Selon les magistrats de la Rue Cambon, la trajectoire budgétaire voulue par le gouvernement comporte de grandes zones de flou, dont 17 milliards de prélèvements obligatoires dont la provenance reste à éclaircir.

(illustration) ( AFP / LUDOVIC MARIN )
Pour la Cour des comptes, la trajectoire budgétaire du gouvernement repose sur "des hausses importantes, mais implicites et non documentées, de prélèvements obligatoires" pour les deux prochaines années, font savoir les magistrats financiers lundi 15 juillet dans un épais rapport qui dresse un bilan préoccupant des comptes publics.
"Ce sont des chiffres qui sont ceux du programme de stabilité, qui prévoyaient en effet quelque 21 milliards d’euros de prélèvements obligatoires supplémentaires" , en cumul, pour les années 2025 et 2026, a expliqué le premier président de la Cour des comptes, Pierre Moscovici, lundi devant la presse.
"La trajectoire du programme de stabilité intègre donc des mesures de hausses d’impôts d’ampleur, à hauteur de 15,0 milliards d'euros en 2025 et de 6,2 milliards d'euros en 2026, soit 21,2 milliards à cet horizon", notent les magistrats financiers dans leur rapport.
"Notre ligne reste la stabilité fiscale", a répondu depuis Bruxelles le ministre de l'Economie et des finances, Bruno Le Maire.
Pour expliquer ces 21 milliards d'euros de prélèvements supplémentaire, le ministre met en avant la fin du bouclier tarifaire destiné à limiter les hausses des tarifs réglementés sur l'électricité, mis en place en 2022. Mais cette manne financière a bien été identifiée par la Cour des comptes, qui évalue le gain issu de l'extinction du bouclier tarifaire à "4 milliards d'euros en 2025".
Le Maire compte sur "l'élasticité" des prélèvements
"Pour le reste, on n'a aucun élément", relève Carine Camby, présidente de la première chambre de la Cour des comptes. "Ce n'est pas du tout documenté.
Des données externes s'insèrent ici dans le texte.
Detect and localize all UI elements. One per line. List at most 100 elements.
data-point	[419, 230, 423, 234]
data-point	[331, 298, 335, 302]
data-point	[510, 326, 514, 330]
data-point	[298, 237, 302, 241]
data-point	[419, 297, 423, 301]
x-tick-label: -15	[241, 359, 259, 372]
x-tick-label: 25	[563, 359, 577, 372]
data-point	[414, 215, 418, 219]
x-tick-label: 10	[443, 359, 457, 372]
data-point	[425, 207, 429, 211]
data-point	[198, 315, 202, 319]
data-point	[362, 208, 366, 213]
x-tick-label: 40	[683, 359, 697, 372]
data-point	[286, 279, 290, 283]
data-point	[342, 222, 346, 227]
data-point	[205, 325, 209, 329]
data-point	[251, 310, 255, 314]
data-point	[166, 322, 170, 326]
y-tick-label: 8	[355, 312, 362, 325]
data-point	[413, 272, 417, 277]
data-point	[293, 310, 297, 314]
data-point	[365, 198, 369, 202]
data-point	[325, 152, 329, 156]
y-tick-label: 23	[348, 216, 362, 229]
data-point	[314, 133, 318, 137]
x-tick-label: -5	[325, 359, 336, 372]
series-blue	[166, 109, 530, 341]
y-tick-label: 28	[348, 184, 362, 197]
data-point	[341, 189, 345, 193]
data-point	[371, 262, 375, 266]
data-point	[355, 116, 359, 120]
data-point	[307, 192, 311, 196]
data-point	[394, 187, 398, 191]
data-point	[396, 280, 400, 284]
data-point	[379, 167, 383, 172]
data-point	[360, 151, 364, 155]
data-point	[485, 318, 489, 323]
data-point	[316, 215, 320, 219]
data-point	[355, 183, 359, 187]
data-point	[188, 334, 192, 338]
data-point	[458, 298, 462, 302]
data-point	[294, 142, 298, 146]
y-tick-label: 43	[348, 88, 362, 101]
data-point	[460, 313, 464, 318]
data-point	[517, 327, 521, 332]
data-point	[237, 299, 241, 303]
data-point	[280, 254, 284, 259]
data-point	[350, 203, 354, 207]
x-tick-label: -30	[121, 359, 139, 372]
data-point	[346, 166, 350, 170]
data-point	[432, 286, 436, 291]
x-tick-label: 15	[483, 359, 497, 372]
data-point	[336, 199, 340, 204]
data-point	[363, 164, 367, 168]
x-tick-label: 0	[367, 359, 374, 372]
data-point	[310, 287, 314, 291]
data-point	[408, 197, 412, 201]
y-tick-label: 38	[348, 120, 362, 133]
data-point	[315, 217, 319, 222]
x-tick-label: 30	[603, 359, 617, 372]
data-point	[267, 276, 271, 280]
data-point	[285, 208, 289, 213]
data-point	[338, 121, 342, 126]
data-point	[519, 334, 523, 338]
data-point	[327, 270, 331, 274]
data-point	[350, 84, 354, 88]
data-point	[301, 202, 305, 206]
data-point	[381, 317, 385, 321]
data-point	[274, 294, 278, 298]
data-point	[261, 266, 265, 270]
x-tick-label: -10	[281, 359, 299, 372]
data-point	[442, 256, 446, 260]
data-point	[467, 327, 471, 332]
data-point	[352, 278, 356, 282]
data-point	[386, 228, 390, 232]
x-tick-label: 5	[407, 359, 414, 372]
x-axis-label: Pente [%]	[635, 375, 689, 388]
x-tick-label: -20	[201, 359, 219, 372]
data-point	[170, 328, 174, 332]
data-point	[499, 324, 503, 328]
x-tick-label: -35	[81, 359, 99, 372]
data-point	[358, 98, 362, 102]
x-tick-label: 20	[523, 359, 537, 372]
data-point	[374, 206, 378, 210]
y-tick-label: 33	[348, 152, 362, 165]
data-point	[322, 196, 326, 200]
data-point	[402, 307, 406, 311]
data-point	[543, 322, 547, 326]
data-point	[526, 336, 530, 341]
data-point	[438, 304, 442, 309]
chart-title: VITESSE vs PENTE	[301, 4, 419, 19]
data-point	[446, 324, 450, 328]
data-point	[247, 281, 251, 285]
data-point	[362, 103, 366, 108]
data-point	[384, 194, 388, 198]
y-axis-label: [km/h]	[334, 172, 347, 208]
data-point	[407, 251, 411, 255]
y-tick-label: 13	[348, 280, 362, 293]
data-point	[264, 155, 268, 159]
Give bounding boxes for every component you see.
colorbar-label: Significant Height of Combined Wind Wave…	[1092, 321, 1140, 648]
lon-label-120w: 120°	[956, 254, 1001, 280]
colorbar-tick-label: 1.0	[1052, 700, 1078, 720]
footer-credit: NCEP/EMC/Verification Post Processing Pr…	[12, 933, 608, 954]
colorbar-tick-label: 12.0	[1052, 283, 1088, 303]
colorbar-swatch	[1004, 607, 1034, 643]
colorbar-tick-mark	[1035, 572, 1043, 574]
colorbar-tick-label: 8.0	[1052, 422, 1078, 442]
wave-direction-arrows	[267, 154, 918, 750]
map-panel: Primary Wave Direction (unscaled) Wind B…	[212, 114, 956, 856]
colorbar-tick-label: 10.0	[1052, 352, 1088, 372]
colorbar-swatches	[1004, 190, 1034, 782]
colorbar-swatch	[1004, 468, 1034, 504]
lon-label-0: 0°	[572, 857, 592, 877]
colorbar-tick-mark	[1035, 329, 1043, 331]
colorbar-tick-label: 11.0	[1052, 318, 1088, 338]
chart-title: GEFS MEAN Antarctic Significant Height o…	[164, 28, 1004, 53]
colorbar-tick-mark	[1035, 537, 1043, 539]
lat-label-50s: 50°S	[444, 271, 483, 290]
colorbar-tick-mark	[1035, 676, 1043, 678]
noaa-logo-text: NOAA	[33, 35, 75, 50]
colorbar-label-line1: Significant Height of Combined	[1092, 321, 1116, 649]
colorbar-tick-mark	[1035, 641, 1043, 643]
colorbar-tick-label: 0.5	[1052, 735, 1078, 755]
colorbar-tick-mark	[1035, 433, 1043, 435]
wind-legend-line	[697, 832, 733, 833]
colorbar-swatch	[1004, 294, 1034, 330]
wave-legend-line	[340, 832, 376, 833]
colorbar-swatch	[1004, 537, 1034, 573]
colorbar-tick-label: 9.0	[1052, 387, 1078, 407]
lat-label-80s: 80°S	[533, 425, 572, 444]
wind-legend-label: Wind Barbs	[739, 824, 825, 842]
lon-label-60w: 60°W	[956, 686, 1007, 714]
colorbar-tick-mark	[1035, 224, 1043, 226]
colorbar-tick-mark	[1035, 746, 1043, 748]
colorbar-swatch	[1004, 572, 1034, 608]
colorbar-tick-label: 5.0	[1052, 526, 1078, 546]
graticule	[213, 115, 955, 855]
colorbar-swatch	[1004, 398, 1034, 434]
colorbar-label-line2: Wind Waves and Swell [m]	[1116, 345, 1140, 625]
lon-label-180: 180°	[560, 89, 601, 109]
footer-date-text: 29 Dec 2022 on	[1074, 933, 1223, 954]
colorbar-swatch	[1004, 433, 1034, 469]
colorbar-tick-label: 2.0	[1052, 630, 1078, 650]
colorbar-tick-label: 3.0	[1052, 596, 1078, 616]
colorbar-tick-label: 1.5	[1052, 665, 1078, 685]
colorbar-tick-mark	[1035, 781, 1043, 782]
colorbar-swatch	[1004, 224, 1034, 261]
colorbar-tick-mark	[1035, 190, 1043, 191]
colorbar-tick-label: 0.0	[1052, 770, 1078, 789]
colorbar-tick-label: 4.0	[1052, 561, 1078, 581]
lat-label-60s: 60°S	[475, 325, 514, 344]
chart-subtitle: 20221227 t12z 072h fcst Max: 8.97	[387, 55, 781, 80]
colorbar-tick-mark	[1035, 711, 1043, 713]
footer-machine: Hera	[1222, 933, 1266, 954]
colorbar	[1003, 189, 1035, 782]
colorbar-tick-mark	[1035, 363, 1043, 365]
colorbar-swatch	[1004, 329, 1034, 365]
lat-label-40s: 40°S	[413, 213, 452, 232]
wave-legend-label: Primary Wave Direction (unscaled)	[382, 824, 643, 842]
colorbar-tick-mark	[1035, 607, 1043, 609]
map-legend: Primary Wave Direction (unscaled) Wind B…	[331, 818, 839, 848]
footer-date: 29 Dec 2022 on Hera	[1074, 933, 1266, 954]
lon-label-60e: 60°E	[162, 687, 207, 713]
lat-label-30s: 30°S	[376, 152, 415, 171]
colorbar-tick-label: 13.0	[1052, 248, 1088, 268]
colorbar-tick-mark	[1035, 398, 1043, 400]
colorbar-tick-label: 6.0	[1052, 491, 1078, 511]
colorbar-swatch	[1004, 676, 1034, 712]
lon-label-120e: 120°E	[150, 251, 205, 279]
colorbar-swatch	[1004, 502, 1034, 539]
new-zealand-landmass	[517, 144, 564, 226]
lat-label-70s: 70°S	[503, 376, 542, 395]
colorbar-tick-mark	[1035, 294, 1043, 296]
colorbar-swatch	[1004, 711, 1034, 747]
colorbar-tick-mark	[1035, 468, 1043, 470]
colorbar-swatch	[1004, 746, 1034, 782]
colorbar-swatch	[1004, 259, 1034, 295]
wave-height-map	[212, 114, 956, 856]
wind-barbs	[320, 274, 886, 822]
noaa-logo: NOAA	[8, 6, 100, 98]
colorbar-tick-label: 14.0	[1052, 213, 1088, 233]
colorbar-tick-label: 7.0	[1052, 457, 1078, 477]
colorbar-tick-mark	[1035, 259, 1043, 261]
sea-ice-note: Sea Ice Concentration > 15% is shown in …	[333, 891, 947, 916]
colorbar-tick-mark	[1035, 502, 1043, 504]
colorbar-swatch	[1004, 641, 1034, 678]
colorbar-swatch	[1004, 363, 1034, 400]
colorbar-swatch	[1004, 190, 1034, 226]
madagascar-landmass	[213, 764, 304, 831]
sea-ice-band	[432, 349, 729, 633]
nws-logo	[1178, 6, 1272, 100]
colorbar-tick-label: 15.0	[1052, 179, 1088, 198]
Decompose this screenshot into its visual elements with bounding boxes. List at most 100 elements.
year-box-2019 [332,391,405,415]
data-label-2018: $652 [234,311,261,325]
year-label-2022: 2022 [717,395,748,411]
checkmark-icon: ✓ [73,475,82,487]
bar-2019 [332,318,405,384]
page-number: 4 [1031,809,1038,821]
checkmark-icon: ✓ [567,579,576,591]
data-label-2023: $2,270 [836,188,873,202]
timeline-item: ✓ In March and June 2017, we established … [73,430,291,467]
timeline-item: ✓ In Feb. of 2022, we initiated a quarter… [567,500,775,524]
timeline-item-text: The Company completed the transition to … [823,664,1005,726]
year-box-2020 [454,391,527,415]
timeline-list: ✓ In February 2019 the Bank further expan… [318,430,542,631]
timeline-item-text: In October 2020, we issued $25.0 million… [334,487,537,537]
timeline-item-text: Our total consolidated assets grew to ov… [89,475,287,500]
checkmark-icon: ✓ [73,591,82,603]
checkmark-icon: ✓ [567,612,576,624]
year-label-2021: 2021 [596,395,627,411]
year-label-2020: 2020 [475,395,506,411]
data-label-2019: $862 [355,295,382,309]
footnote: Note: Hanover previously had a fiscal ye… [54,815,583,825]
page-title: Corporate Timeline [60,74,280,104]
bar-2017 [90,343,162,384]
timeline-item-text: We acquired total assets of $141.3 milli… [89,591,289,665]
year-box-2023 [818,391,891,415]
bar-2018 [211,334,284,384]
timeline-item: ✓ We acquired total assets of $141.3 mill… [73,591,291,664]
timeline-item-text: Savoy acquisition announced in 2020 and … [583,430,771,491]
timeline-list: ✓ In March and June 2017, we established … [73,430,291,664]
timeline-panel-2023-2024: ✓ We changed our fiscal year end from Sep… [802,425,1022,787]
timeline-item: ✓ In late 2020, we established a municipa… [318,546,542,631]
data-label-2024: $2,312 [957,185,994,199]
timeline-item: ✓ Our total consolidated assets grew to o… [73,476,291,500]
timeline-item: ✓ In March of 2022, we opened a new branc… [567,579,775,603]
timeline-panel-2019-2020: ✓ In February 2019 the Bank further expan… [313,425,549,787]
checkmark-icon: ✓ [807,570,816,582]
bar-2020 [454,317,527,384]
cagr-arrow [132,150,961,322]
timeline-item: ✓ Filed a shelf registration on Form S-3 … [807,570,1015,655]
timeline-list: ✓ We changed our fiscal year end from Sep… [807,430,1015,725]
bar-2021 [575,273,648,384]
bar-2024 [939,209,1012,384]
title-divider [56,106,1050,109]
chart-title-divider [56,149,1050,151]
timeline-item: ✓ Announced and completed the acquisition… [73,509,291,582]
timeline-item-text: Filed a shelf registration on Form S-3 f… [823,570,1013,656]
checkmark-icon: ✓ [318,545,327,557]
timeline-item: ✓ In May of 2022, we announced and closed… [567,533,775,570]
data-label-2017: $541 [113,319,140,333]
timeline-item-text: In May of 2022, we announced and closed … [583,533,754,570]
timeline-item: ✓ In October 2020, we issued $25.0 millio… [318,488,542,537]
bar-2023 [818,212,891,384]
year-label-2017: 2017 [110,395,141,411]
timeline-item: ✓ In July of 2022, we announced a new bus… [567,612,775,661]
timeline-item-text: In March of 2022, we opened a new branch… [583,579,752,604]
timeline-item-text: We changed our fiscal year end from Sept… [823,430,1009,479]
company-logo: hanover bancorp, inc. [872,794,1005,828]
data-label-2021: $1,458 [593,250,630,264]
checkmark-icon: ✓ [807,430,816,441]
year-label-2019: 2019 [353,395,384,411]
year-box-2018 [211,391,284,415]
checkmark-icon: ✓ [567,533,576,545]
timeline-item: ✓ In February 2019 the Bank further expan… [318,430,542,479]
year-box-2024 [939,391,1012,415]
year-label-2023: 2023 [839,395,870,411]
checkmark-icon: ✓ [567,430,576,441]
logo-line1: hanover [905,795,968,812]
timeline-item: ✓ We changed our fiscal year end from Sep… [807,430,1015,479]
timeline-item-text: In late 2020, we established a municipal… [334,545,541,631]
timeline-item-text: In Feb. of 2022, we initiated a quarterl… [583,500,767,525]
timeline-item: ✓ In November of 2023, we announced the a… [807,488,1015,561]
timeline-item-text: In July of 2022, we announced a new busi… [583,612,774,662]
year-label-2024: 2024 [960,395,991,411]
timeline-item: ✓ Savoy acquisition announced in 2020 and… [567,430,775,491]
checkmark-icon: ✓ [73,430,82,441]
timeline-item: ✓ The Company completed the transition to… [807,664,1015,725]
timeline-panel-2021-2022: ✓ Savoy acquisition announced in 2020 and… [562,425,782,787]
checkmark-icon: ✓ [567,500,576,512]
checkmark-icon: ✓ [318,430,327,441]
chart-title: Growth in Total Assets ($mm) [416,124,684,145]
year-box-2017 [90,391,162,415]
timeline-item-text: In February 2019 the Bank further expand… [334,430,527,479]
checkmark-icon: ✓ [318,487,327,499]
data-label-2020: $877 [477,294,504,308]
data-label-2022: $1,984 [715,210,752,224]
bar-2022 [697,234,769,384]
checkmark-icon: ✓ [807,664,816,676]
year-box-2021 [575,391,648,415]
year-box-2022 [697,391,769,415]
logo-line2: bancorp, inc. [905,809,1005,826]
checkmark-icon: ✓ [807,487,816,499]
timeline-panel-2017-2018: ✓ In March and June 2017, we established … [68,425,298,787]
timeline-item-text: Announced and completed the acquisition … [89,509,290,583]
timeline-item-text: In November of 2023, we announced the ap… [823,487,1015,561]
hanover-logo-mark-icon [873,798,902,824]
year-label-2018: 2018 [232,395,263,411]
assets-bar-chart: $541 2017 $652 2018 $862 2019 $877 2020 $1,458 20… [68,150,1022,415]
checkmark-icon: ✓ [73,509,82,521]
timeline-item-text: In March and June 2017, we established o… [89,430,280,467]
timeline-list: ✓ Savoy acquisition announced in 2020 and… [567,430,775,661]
Il n'y a absolument pas d’éléments précis pour dire à quoi ce serait dû" , poursuit-elle. Reste donc 17 milliards de prélèvements obligatoires dont la provenance est à éclaircir.
Pour cela, Bruno Le Maire mise sur un retour à "une élasticité plus normale que celle que nous avons connue en 2023". L'élasticité des prélèvements obligatoires au PIB correspond à la corrélation entre les deux données. Autrement dit, les prélèvements obligatoires augmentent de 1% quand le PIB progresse de 1%.
Pour l'année 2023, cet indicateur est de 0,4 - son plus faible niveau depuis 2013, ce qui signifie que les prélèvements obligatoires ont peu progressé par rapport à l'augmentation du PIB.

Évolution trimestrielle du PIB français depuis 2022 et prévisions de l'Insee pour les trois derniers trimestres de 2024, en % ( AFP / Sophie RAMIS )
"Le retour à une élasticité plus normale, non pas de 0,4 mais de l'ordre de 1 s'accompagne mécaniquement d'une augmentation des recettes fiscales. C'est ça qui explique en partie le chiffre des 21 milliards", indique Bruno Le Maire, qui mise donc sur un effet de rattrapage de l'élasticité pour les deux années à venir. Or, selon la Cour des comptes, ce n'est pas "le dynamisme spontané des impôts" qui "se traduirait par une hausse des prélèvements obligatoires".
Pour les magistrats financiers, la faible élasticité des prélèvements obligatoires au PIB en 2023 "traduit moins un accident qu'un retour à la normale", après une année 2022 où elle avait été "particulièrement dynamique", à 1,4.